Pesca fechou ao atingir 90% da cota de 1.332 t. Portaria prevê gatilho antecipado. Deputados, senadores e governo de SC tentam reverter medida na Justiça e no Congresso.
A safra da tainha de 2026 teve a modalidade arrasto de praia suspensa em Santa Catarina após atingir cerca de 90% da cota estabelecida para o ano. A medida foi determinada pelo Ministério da Pesca e Aquicultura e publicada na tarde de ontem, por volta das 15h26.
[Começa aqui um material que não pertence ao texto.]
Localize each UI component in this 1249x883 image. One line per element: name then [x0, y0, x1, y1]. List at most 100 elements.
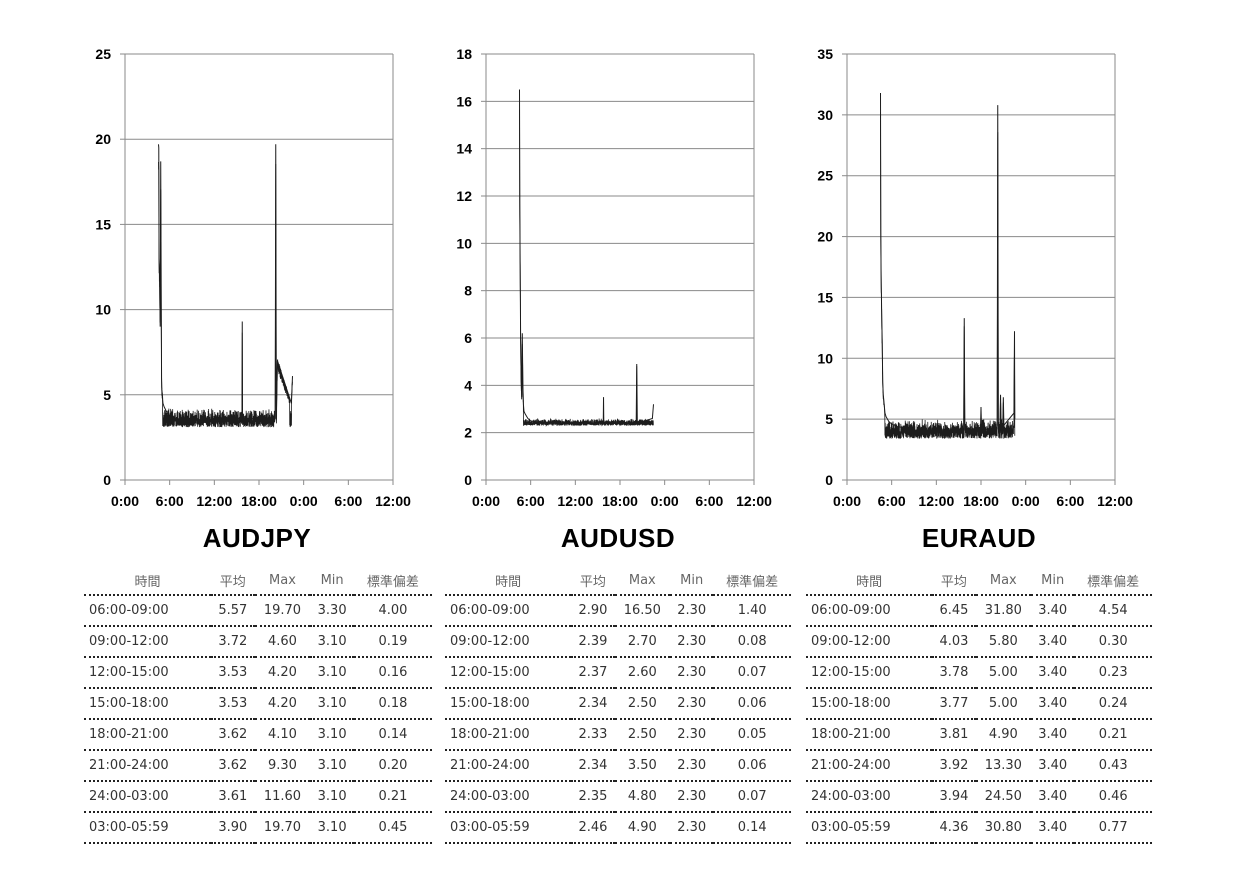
cell-min: 3.40 [1031, 657, 1075, 689]
y-tick-label: 12 [456, 188, 472, 204]
cell-min: 3.10 [310, 781, 354, 813]
cell-time: 03:00-05:59 [806, 812, 933, 844]
panel-audjpy: 0 5 10 15 20 25 0:00 6:00 12:00 18:00 0:00 6:00 12:0… [0, 0, 432, 883]
y-tick-label: 8 [464, 283, 472, 299]
cell-min: 2.30 [670, 750, 714, 782]
cell-avg: 2.46 [571, 812, 615, 844]
chart-title-audusd: AUDUSD [560, 523, 676, 553]
cell-max: 2.50 [614, 719, 671, 751]
cell-avg: 3.62 [211, 750, 255, 782]
cell-stdev: 0.06 [713, 750, 791, 782]
table-row: 03:00-05:59 3.90 19.70 3.10 0.45 [84, 812, 432, 844]
stats-table-audusd: 時間 平均 Max Min 標準偏差 06:00-09:00 2.90 16.50 2.30 1.… [445, 566, 791, 844]
cell-avg: 2.90 [571, 595, 615, 627]
table-row: 12:00-15:00 3.78 5.00 3.40 0.23 [806, 657, 1152, 689]
cell-min: 3.40 [1031, 595, 1075, 627]
cell-avg: 3.78 [932, 657, 976, 689]
x-tick-label: 18:00 [602, 493, 638, 509]
chart-title-euraud: EURAUD [921, 523, 1037, 553]
y-tick-label: 10 [95, 302, 111, 318]
table-row: 24:00-03:00 3.94 24.50 3.40 0.46 [806, 781, 1152, 813]
cell-min: 2.30 [670, 688, 714, 720]
column-header-time: 時間 [84, 566, 212, 596]
column-header-min: Min [1031, 566, 1075, 596]
table-header-row: 時間 平均 Max Min 標準偏差 [806, 566, 1152, 596]
cell-min: 2.30 [670, 595, 714, 627]
cell-max: 4.20 [254, 688, 311, 720]
column-header-time: 時間 [445, 566, 572, 596]
panel-euraud: 0 5 10 15 20 25 30 35 0:00 6:00 12:00 18:00 0:00 6:00… [722, 0, 1152, 883]
cell-max: 24.50 [975, 781, 1032, 813]
cell-stdev: 0.24 [1074, 688, 1152, 720]
y-tick-label: 25 [95, 46, 111, 62]
x-tick-label: 0:00 [290, 493, 318, 509]
table-row: 12:00-15:00 3.53 4.20 3.10 0.16 [84, 657, 432, 689]
cell-max: 2.70 [614, 626, 671, 658]
x-tick-label: 12:00 [375, 493, 411, 509]
cell-min: 3.40 [1031, 781, 1075, 813]
spread-spike-line [158, 144, 293, 421]
spread-series-line [158, 161, 293, 428]
cell-min: 2.30 [670, 812, 714, 844]
cell-time: 15:00-18:00 [84, 688, 212, 720]
cell-stdev: 0.77 [1074, 812, 1152, 844]
cell-time: 06:00-09:00 [84, 595, 212, 627]
cell-time: 18:00-21:00 [445, 719, 572, 751]
cell-avg: 3.72 [211, 626, 255, 658]
cell-max: 30.80 [975, 812, 1032, 844]
x-tick-label: 6:00 [1056, 493, 1084, 509]
x-tick-label: 18:00 [963, 493, 999, 509]
cell-stdev: 0.07 [713, 781, 791, 813]
cell-avg: 3.53 [211, 657, 255, 689]
column-header-time: 時間 [806, 566, 933, 596]
cell-max: 19.70 [254, 812, 311, 844]
x-tick-label: 0:00 [651, 493, 679, 509]
table-row: 24:00-03:00 3.61 11.60 3.10 0.21 [84, 781, 432, 813]
y-tick-label: 0 [464, 472, 472, 488]
cell-avg: 2.34 [571, 750, 615, 782]
cell-max: 19.70 [254, 595, 311, 627]
column-header-min: Min [310, 566, 354, 596]
x-tick-label: 0:00 [1012, 493, 1040, 509]
y-tick-label: 2 [464, 425, 472, 441]
spread-chart-audjpy: 0 5 10 15 20 25 0:00 6:00 12:00 18:00 0:00 6:00 12:0… [95, 46, 411, 509]
cell-time: 12:00-15:00 [445, 657, 572, 689]
cell-avg: 4.36 [932, 812, 976, 844]
cell-min: 2.30 [670, 719, 714, 751]
cell-avg: 4.03 [932, 626, 976, 658]
cell-max: 5.00 [975, 688, 1032, 720]
x-tick-label: 12:00 [918, 493, 954, 509]
cell-time: 15:00-18:00 [806, 688, 933, 720]
y-tick-label: 10 [817, 350, 833, 366]
table-header-row: 時間 平均 Max Min 標準偏差 [84, 566, 432, 596]
cell-time: 24:00-03:00 [806, 781, 933, 813]
cell-stdev: 0.30 [1074, 626, 1152, 658]
cell-time: 06:00-09:00 [445, 595, 572, 627]
table-row: 21:00-24:00 3.62 9.30 3.10 0.20 [84, 750, 432, 782]
cell-avg: 2.37 [571, 657, 615, 689]
cell-stdev: 0.07 [713, 657, 791, 689]
cell-max: 2.50 [614, 688, 671, 720]
cell-stdev: 0.16 [353, 657, 432, 689]
y-tick-label: 16 [456, 93, 472, 109]
cell-max: 4.10 [254, 719, 311, 751]
x-tick-label: 12:00 [557, 493, 593, 509]
table-row: 21:00-24:00 3.92 13.30 3.40 0.43 [806, 750, 1152, 782]
cell-avg: 3.62 [211, 719, 255, 751]
y-tick-label: 20 [95, 131, 111, 147]
cell-avg: 6.45 [932, 595, 976, 627]
y-tick-label: 10 [456, 235, 472, 251]
chart-title-audjpy: AUDJPY [202, 523, 312, 553]
cell-stdev: 0.45 [353, 812, 432, 844]
cell-stdev: 0.21 [1074, 719, 1152, 751]
column-header-stdev: 標準偏差 [353, 566, 432, 596]
spread-spike-line [519, 89, 654, 424]
x-tick-label: 12:00 [1097, 493, 1133, 509]
cell-avg: 3.77 [932, 688, 976, 720]
cell-time: 09:00-12:00 [445, 626, 572, 658]
cell-max: 13.30 [975, 750, 1032, 782]
cell-min: 3.10 [310, 812, 354, 844]
column-header-avg: 平均 [211, 566, 255, 596]
cell-avg: 5.57 [211, 595, 255, 627]
cell-min: 3.10 [310, 657, 354, 689]
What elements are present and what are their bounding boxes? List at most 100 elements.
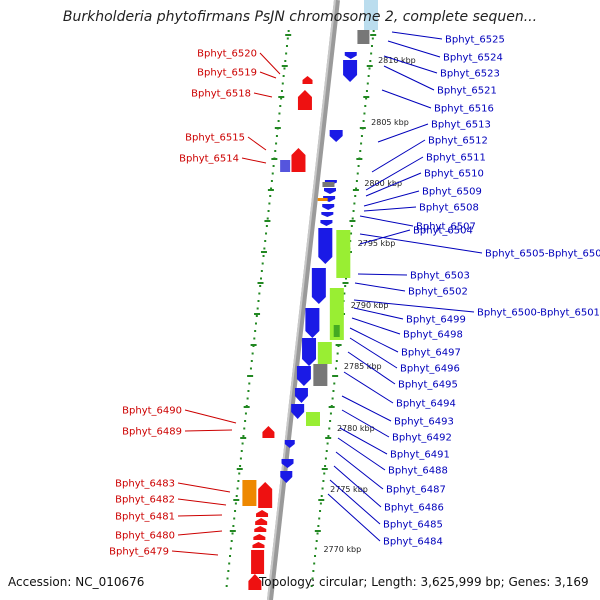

O encerramento impacta diretamente centenas de pescadores artesanais que dependem da atividade tradicional para geração de renda durante a safra.
Como funciona a cota 2026
A Portaria Interministerial MPA/MMA nº 51/2026 definiu limite total de 8.168 toneladas para a tainha, aumento de ∼20% vs 2025. A distribuição por modalidade:
- Cerco/traineira : 720 t
- Emalhe anilhado: 1.094 t
- Emalhe costeiro: 2.070 t
- Arrasto de praia : 1.332 t
- Lagoa dos Patos: 2.760 t
O “gatilho de 90%”
Para evitar estouro, a portaria manda fechar antes dos 100%:
- Arrasto de praia : encerra com 90% da cota coletiva
- Emalhe anilhado : encerra com 85%
- Cerco/traineira : encerra com 90% da cota individual
Por isso o arrasto foi suspenso ao bater ∼90% das 1.332 t, ou seja, cerca de 1.198 t.
Reação política de SC
A bancada federal catarinense se mobiliza para reverter a decisão. Deputados e senadores defendem revisão alegando impactos diretos sobre comunidades tradicionais.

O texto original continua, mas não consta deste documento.